6 Great Overlooked Guitar Solos

by TW on March 23, 2010

What makes a guitar solo great? A great guitar solo makes great songs even better. Great solos build tension, heighten musical drama and expand melodic and harmonic ideas. The very best guitar solos are like mini compositions and can stand on their own, outside the song, but we’d never want them to. Think of your favorite guitar solo and how each note plays in your head as you hear it and how empty that song would be without the solo. There are numerous lists of the greatest rock guitar solos, and they usually end on the same “Stairway To Heaven” and “Free Bird” note. Great solos for sure, but what about those that fall through the cracks? Once you get past the pundits’ and the critics’ list of greatest rock guitar solos, here are six of the best that rarely get mentioned.

1. Joe Walsh, “White Man/Black Man” (The James Gang, Thirds) – An incredible outpouring of emotion and tone. Walsh builds a solo like a circular stairway that climbs higher and higher, revealing greater glories with each step. The most underrated solo of all time and my personal favorite.

2. Ken Hensley, “Weep In Silence” (Uriah Heep, High And Mighty) – On this little-known song from the mid-70s, Heep keyboardist Ken Hensley takes the guitar reigns and unleashes a flurry of notes of the most gutsy, blues that had to see tears flowing from his axe.

3. Allan Holdsworth, “In The Dead Of Night” (U.K., U.K.) – Holdsworth’s herculean fretboard stretches and silk-smooth legato playing make this guitar cameo sound almost like a violin.

4. Elliott Randall/Denny Dias (Steely Dan, The Royal Scam), “Green Earrings” – I can’t confirm who actually plays the solo on “Green Earrings,” but I know it’s not Larry Carlton. Whether it’s Randall or Dias, I love how the first few notes emerge like bells underneath Bernard Purdie’s sizzling drum lick.

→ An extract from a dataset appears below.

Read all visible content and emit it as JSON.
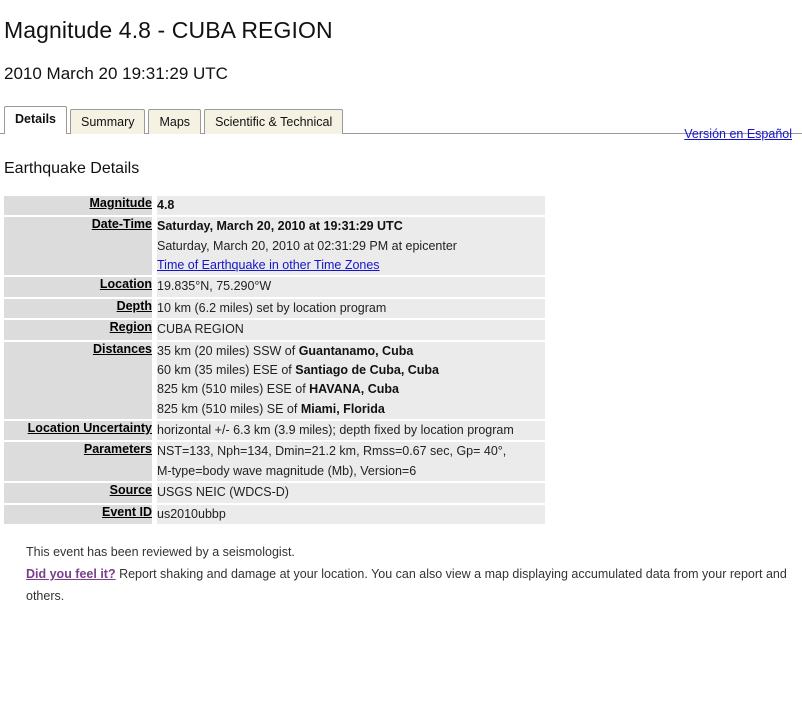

5. David Gilmour, “Fat Old Sun” (Pink Floyd, Atom Heart Mother) – Gilmour gets due credit for his mind-blowing lines on “Comfortably Numb,” “Time” and “Money,” but I’ve always dug this sleepy solo that carries “Fat Old Sun” off into the clouds. It’s not about the number of notes or the speed, just pure feeling and playing what’s right for the song.

6. Rod Price, “Stone Blue” (Foghat, Stone Blue) – The underrated slide master lays down the solo of his life, with a bruising lyricism and urgency that never lets up. Price’s phrasing is flawless and his steely tone could shatter glass.

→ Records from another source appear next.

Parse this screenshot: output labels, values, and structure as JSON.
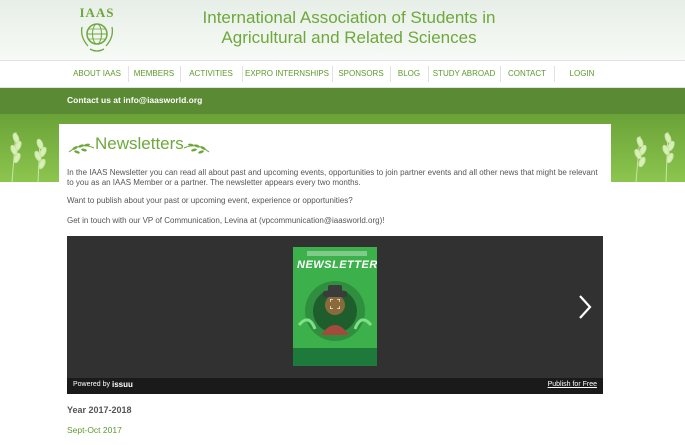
{
  "header": {
    "logo_text": "IAAS",
    "title_line1": "International Association of Students in",
    "title_line2": "Agricultural and Related Sciences"
  },
  "nav": {
    "items": [
      {
        "label": "About IAAS"
      },
      {
        "label": "Members"
      },
      {
        "label": "Activities"
      },
      {
        "label": "ExPro Internships"
      },
      {
        "label": "Sponsors"
      },
      {
        "label": "Blog"
      },
      {
        "label": "Study Abroad"
      },
      {
        "label": "Contact"
      },
      {
        "label": "Login"
      }
    ]
  },
  "contact_bar": {
    "text": "Contact us at info@iaasworld.org"
  },
  "content": {
    "heading": "Newsletters",
    "para1": "In the IAAS Newsletter you can read all about past and upcoming events, opportunities to join partner events and all other news that might be relevant to you as an IAAS Member or a partner. The newsletter appears every two months.",
    "para2": "Want to publish about your past or upcoming event, experience or opportunities?",
    "para3": "Get in touch with our VP of Communication, Levina at (vpcommunication@iaasworld.org)!",
    "embed": {
      "cover_title": "NEWSLETTER",
      "powered_by": "Powered by",
      "brand": "issuu",
      "publish_link": "Publish for Free"
    },
    "year_heading": "Year 2017-2018",
    "month_link": "Sept-Oct 2017"
  },
  "colors": {
    "brand_green": "#6ea83c",
    "dark_green": "#5a8a34",
    "link_green": "#5e9a2e"
  }
}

{ 2 comments… read them below or add one }

Patrick April 1, 2010 at 9:28 pm

As good as Holdsworth’s solo is on “In the Dead of Night”, and it is awesome, Eddie Jobson’s piercing violin on songs like Ceasar’s Palace blues completely dominates. I’ll never forget the sight of a backlit Jobson ravaging his acrylic violin — frayed strings flailing from the bow.

To go back to the eponymous first album, the lilting play of his bow draws a solemn ache from the resolving middle section of “By the Light of Day”. Then, just to throw an exclamation point on the matter, he walks over to the keyboards and frenetically runs the range for “Presto Vivace and Reprise”.

Ostensibly, they opened for Jethro Tull in 1980, but UK were being promoted separately. Sitting just 10 rows back, dead center of the stage, we were pummeled by the most powerful bass I’ve ever experienced when they opened with Alaska. I swear, I could feel the joints in my skull vibrating against each other. After an outrageous set from the trio of Jobson, John Wetton and Terry Bozzio (Holdsworth having departed before the second album was recorded), Tull was something of a letdown, one not aided by the fact that they were touring the rather disappointing album, “Stormwatch”.

TW April 13, 2010 at 9:12 am

You’re dead on about Jobson and his violin playing – incredible musician. You mention the 1980 show with U.K. opening for Jethro Tull, and it sounds like they stole the show. In an interesting twist, Jobson would join Jethro Tull for the next album, A, a record that still divides Tull fans to the day. I agree Stormwatch isn’t up to par with the LPs that preceded it, Songs From The Wood and Heavy Horses, but songs like “North Sea Oil” and “Old Ghosts” have grown on me and I like the record much more now than I used to.